How to calculate your future passive income
We have prepared a table that will calculate passive income with your parameters. Enter the amount you plan to save, start-up capital, contribution percentage, and age – get the amount of capital for pension and monthly passive income. To enter your values into the table, copy it to your Google Drive.
What questions may arise
What about inflation?
Inflation will certainly affect your savings. 100,000 rubles a month today and 35 years later – different money. But this is no reason not to postpone because even after 135 years, 100,000 rubles a month is more than nothing.
Inflation can be overtaken. You don’t have to put money on a 7% deposit. You can dive deeper into the topic of investments – buy safe stocks, government bonds – and go out, say, at 12% per annum. It is more difficult than just leaving money in the bank, but it does not require extra effort.

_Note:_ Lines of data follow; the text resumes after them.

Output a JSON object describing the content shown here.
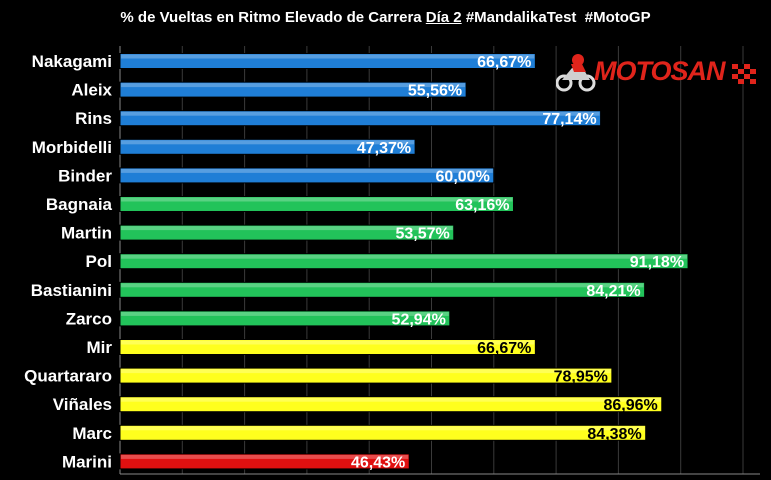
{
  "title_parts": {
    "plain": "% de Vueltas en Ritmo Elevado de Carrera ",
    "underlined": "Día 2",
    "tags": " #MandalikaTest  #MotoGP"
  },
  "logo_text": "MOTOSAN",
  "colors": {
    "background": "#000000",
    "grid": "#3a3a3a",
    "blue": "#1f7ed6",
    "green": "#22c35a",
    "yellow": "#ffff1e",
    "red": "#e01010",
    "label_white": "#ffffff",
    "label_dark": "#000000"
  },
  "chart_data": {
    "type": "bar",
    "orientation": "horizontal",
    "value_format": "percent-comma",
    "xlim": [
      0,
      100
    ],
    "grid": true,
    "categories": [
      "Nakagami",
      "Aleix",
      "Rins",
      "Morbidelli",
      "Binder",
      "Bagnaia",
      "Martin",
      "Pol",
      "Bastianini",
      "Zarco",
      "Mir",
      "Quartararo",
      "Viñales",
      "Marc",
      "Marini"
    ],
    "values": [
      66.67,
      55.56,
      77.14,
      47.37,
      60.0,
      63.16,
      53.57,
      91.18,
      84.21,
      52.94,
      66.67,
      78.95,
      86.96,
      84.38,
      46.43
    ],
    "value_labels": [
      "66,67%",
      "55,56%",
      "77,14%",
      "47,37%",
      "60,00%",
      "63,16%",
      "53,57%",
      "91,18%",
      "84,21%",
      "52,94%",
      "66,67%",
      "78,95%",
      "86,96%",
      "84,38%",
      "46,43%"
    ],
    "bar_colors": [
      "blue",
      "blue",
      "blue",
      "blue",
      "blue",
      "green",
      "green",
      "green",
      "green",
      "green",
      "yellow",
      "yellow",
      "yellow",
      "yellow",
      "red"
    ]
  }
}
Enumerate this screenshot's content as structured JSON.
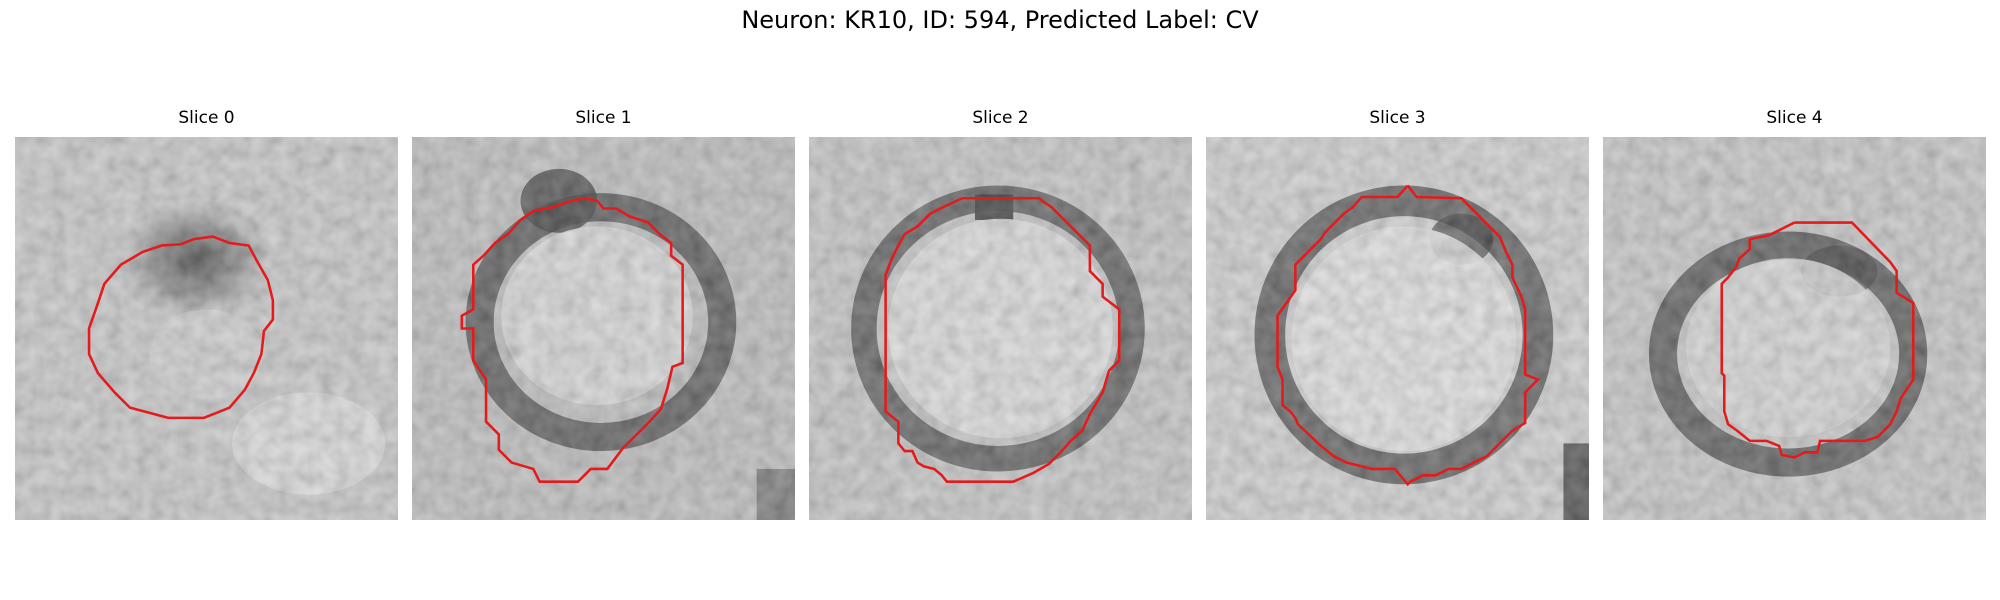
{
  "figure": {
    "title": "Neuron: KR10, ID: 594, Predicted Label: CV"
  },
  "panels": [
    {
      "title": "Slice 0"
    },
    {
      "title": "Slice 1"
    },
    {
      "title": "Slice 2"
    },
    {
      "title": "Slice 3"
    },
    {
      "title": "Slice 4"
    }
  ],
  "colors": {
    "contour": "#e41a1c",
    "background": "#ffffff"
  }
}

No one bothers today to save 10,000 rubles a month, in 10 years – 15,000 rubles, and 20 years – 25,000 rubles. Indeed, with inflation, your income also grows, and over time you will become a more valuable specialist, and your salary will be higher.
What if the bank closes?
When the bank closes, the state will reimburse depositors up to 1,400,000 rubles. You will accumulate a much larger amount at a certain moment – it will be a shame to lose it. It makes sense to scatter capital in different places: store 1,400,000 rubles each in several banks. This way, you minimize the risk of losing money.
You can also store capital in stocks, precious metals, real estate – everyone chooses the best instruments himself.
Also read: How to Prepare for a Financial Crisis.
And if there is a default?
Anything can happen to the economy – Russia already went through this in 1998. There are no guaranteed ways to avoid this. Adapt to the situation; do not store all your capital in one currency, follow the news, and make decisions based on the current situation.
All these questions are, of course, important. And indeed there is a possibility that you will be disciplined to save money for 20 years, and then you will lose everything in one day.
But this is not a reason not to do anything and wait for old age, and then – come what may. Make an effort now to eat well in retirement, travel, and delight grandchildren and great-grandchildren with gifts. And let the state pension be a bonus, not a means of survival.